To justify the repeal, EPA Administrator Lee Zeldin has relied on a Department of Energy pseudoscientific report written by known climate deniers with close ties to fossil fuel and polluting industry actors. Rife with clear errors, cherry-picked data, and misrepresented facts, the report peddles the lie that human-caused climate change is not a threat.

But scientists have known for over a century that greenhouse gases drive climate change. “In 1896, Swedish scientist Svante Arrhenius concluded that greenhouse gas emissions from human activities contribute to a global “greenhouse effect”, driving global warming. One hundred and twenty-nine years later, the reality of human-caused climate change is not up for debate,” wrote the Senators.

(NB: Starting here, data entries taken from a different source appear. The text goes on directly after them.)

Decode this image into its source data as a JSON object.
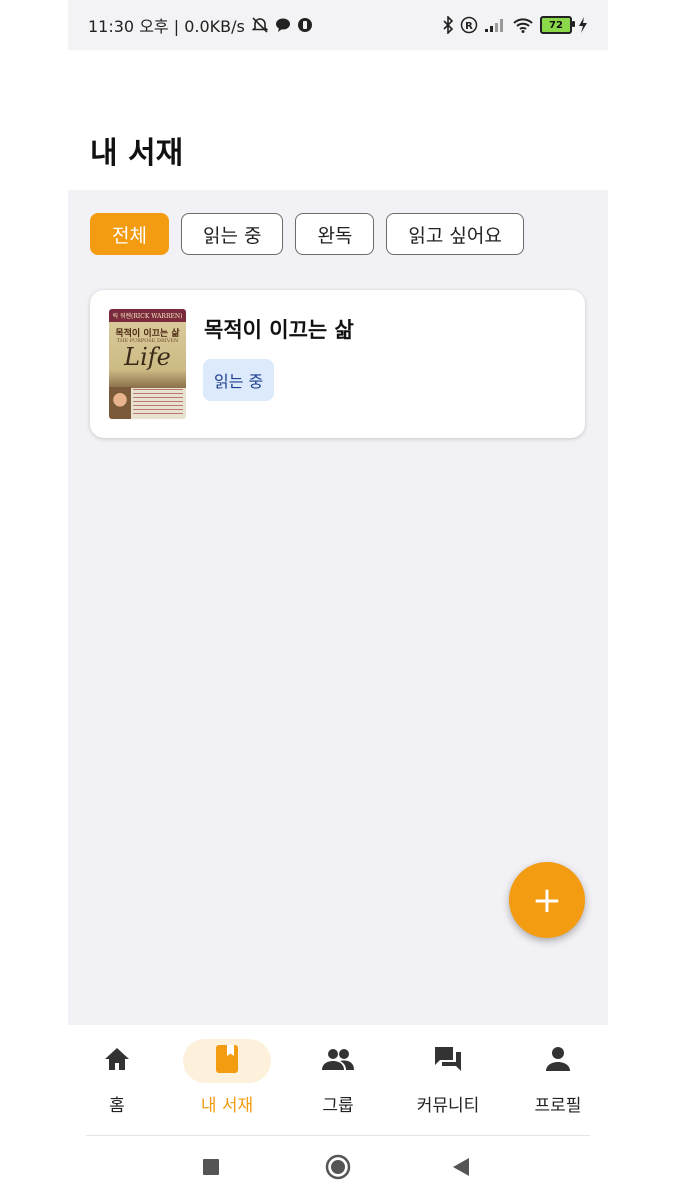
{
  "status_bar": {
    "time_info": "11:30 오후 | 0.0KB/s",
    "battery": "72"
  },
  "header": {
    "title": "내 서재"
  },
  "filters": [
    {
      "label": "전체",
      "active": true
    },
    {
      "label": "읽는 중",
      "active": false
    },
    {
      "label": "완독",
      "active": false
    },
    {
      "label": "읽고 싶어요",
      "active": false
    }
  ],
  "books": [
    {
      "title": "목적이 이끄는 삶",
      "status": "읽는 중",
      "cover": {
        "author_line": "릭 워렌(RICK WARREN)",
        "title": "목적이 이끄는 삶",
        "subtitle": "THE PURPOSE DRIVEN",
        "word": "Life"
      }
    }
  ],
  "fab": {
    "icon": "plus-icon",
    "label": "+"
  },
  "bottom_nav": [
    {
      "label": "홈",
      "icon": "home-icon",
      "active": false
    },
    {
      "label": "내 서재",
      "icon": "book-icon",
      "active": true
    },
    {
      "label": "그룹",
      "icon": "group-icon",
      "active": false
    },
    {
      "label": "커뮤니티",
      "icon": "forum-icon",
      "active": false
    },
    {
      "label": "프로필",
      "icon": "person-icon",
      "active": false
    }
  ],
  "colors": {
    "accent": "#f39c12",
    "badge_bg": "#dceafc",
    "badge_text": "#1d3f8f",
    "content_bg": "#f2f1f5"
  }
}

“Congress established the Clean Air Act to protect the public health and welfare, and the Supreme Court confirmed that this includes EPA’s obligation to regulate greenhouse gases to the extent they endanger the same. The science is clear that they do so. We ask that you withdraw this proposal and reverse your decision to rescind the 2009 endangerment finding,” concluded the Senators.

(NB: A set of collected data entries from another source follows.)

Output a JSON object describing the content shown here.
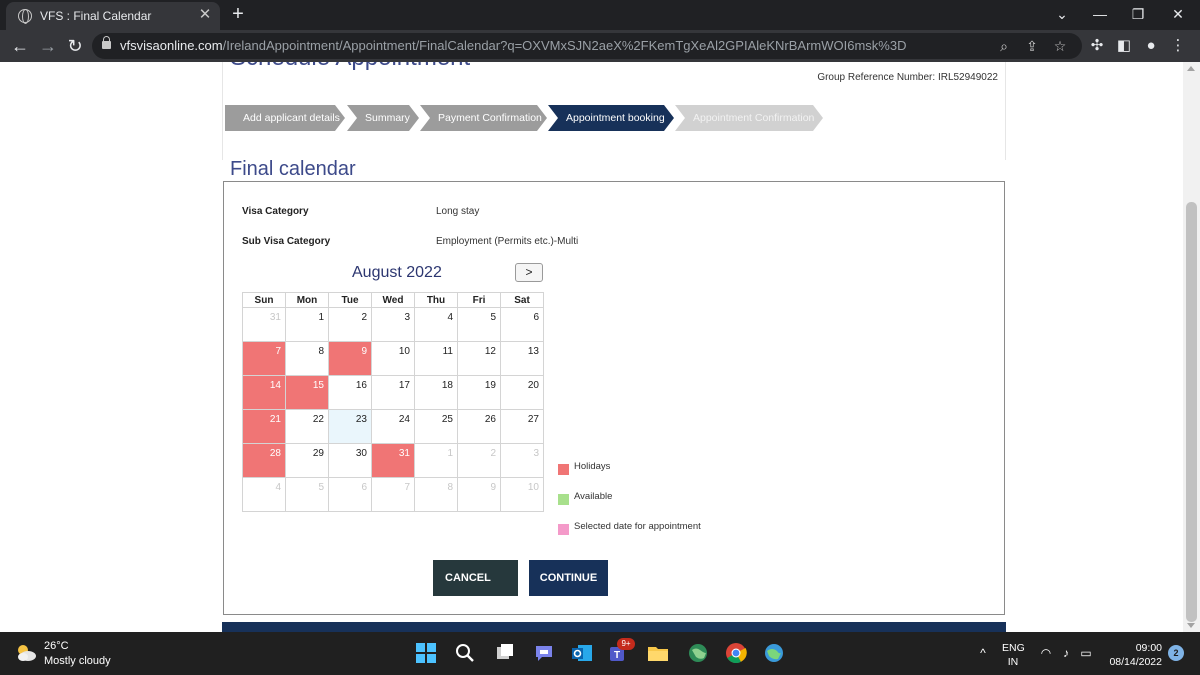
{
  "browser": {
    "tab_title": "VFS : Final Calendar",
    "tab_close": "✕",
    "new_tab": "+",
    "url_host": "vfsvisaonline.com",
    "url_path": "/IrelandAppointment/Appointment/FinalCalendar?q=OXVMxSJN2aeX%2FKemTgXeAl2GPIAleKNrBArmWOI6msk%3D"
  },
  "page": {
    "heading_partial": "Schedule Appointment",
    "group_reference": "Group Reference Number: IRL52949022",
    "steps": [
      {
        "label": "Add applicant details",
        "state": "done"
      },
      {
        "label": "Summary",
        "state": "done"
      },
      {
        "label": "Payment Confirmation",
        "state": "done"
      },
      {
        "label": "Appointment booking",
        "state": "active"
      },
      {
        "label": "Appointment Confirmation",
        "state": "pending"
      }
    ],
    "section_title": "Final calendar",
    "visa_category_label": "Visa Category",
    "visa_category_value": "Long stay",
    "sub_visa_category_label": "Sub Visa Category",
    "sub_visa_category_value": "Employment (Permits etc.)-Multi"
  },
  "calendar": {
    "month_title": "August 2022",
    "next_button": ">",
    "weekdays": [
      "Sun",
      "Mon",
      "Tue",
      "Wed",
      "Thu",
      "Fri",
      "Sat"
    ],
    "weeks": [
      [
        {
          "d": "31",
          "t": "other"
        },
        {
          "d": "1",
          "t": ""
        },
        {
          "d": "2",
          "t": ""
        },
        {
          "d": "3",
          "t": ""
        },
        {
          "d": "4",
          "t": ""
        },
        {
          "d": "5",
          "t": ""
        },
        {
          "d": "6",
          "t": ""
        }
      ],
      [
        {
          "d": "7",
          "t": "holiday"
        },
        {
          "d": "8",
          "t": ""
        },
        {
          "d": "9",
          "t": "holiday"
        },
        {
          "d": "10",
          "t": ""
        },
        {
          "d": "11",
          "t": ""
        },
        {
          "d": "12",
          "t": ""
        },
        {
          "d": "13",
          "t": ""
        }
      ],
      [
        {
          "d": "14",
          "t": "holiday"
        },
        {
          "d": "15",
          "t": "holiday"
        },
        {
          "d": "16",
          "t": ""
        },
        {
          "d": "17",
          "t": ""
        },
        {
          "d": "18",
          "t": ""
        },
        {
          "d": "19",
          "t": ""
        },
        {
          "d": "20",
          "t": ""
        }
      ],
      [
        {
          "d": "21",
          "t": "holiday"
        },
        {
          "d": "22",
          "t": ""
        },
        {
          "d": "23",
          "t": "today"
        },
        {
          "d": "24",
          "t": ""
        },
        {
          "d": "25",
          "t": ""
        },
        {
          "d": "26",
          "t": ""
        },
        {
          "d": "27",
          "t": ""
        }
      ],
      [
        {
          "d": "28",
          "t": "holiday"
        },
        {
          "d": "29",
          "t": ""
        },
        {
          "d": "30",
          "t": ""
        },
        {
          "d": "31",
          "t": "holiday"
        },
        {
          "d": "1",
          "t": "other"
        },
        {
          "d": "2",
          "t": "other"
        },
        {
          "d": "3",
          "t": "other"
        }
      ],
      [
        {
          "d": "4",
          "t": "other"
        },
        {
          "d": "5",
          "t": "other"
        },
        {
          "d": "6",
          "t": "other"
        },
        {
          "d": "7",
          "t": "other"
        },
        {
          "d": "8",
          "t": "other"
        },
        {
          "d": "9",
          "t": "other"
        },
        {
          "d": "10",
          "t": "other"
        }
      ]
    ]
  },
  "legend": {
    "holidays_label": "Holidays",
    "holidays_color": "#f07575",
    "available_label": "Available",
    "available_color": "#a8e08c",
    "selected_label": "Selected date for appointment",
    "selected_color": "#f49ac9"
  },
  "buttons": {
    "cancel": "CANCEL",
    "continue": "CONTINUE"
  },
  "taskbar": {
    "temperature": "26°C",
    "weather": "Mostly cloudy",
    "teams_badge": "9+",
    "lang_top": "ENG",
    "lang_bottom": "IN",
    "time": "09:00",
    "date": "08/14/2022",
    "notifications": "2"
  }
}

In addition to Murphy, Whitehouse and Schumer, the letter was signed by the entire Senate Democratic Caucus, including U.S. Senators Angela Alsobrooks (D-Md.), Tammy Baldwin (D-Wis.), Michael Bennet (D-Colo.), Richard Blumenthal (D-Conn.), Lisa Blunt Rochester (D-Del.), Cory Booker (D-N.J.), Maria Cantwell (D-Wash.), Chris Coons (D-Del.), Catherine Cortez Masto (D-Nev.), Tammy Duckworth (D-Ill.), Dick Durbin (D-Ill.), John Fetterman (D-Pa.), Ruben Gallego (D-Ariz.), Kirsten Gillibrand (D-N.Y.), Maggie Hassan (D-N.H.), Martin Heinrich (D-N.M.), John Hickenlooper (D-Colo.), Mazie Hirono (D-Hawaii), Tim Kaine (D-Va.), Mark Kelly (D-Ariz.), Andy Kim (D-N.J.), Angus King (I-Maine), Amy Klobuchar (D-Minn.), Ben Ray Luján (D-N.M.), Ed Markey (D-Mass.), Jeff Merkley (D-Ore.), Patty Murray (D-Wash.), Jon Ossoff (D-Ga.), Alex Padilla (D-Calif.), Gary Peters (D-Mich.), Jack Reed (D-R.I.), Jacky Rosen (D-Nev.), Bernie Sanders (I-Vt.), Brian Schatz (D-Hawaii), Adam Schiff (D-Calif.), Jeanne Shaheen (D-N.H.), Elissa Slotkin (D-Mich.), Tina Smith (D-Minn.), Chris Van Hollen (D-Md.), Mark Warner (D-Va.), Raphael Warnock (D-Ga.), Elizabeth Warren (D-Mass.), Peter Welch (D-Vt.) and Ron Wyden (D-Ore.).

Full text of the Democratic caucus comment is available here.

The deadline to submit comments to EPA on the proposed rollback is September 22, 2025.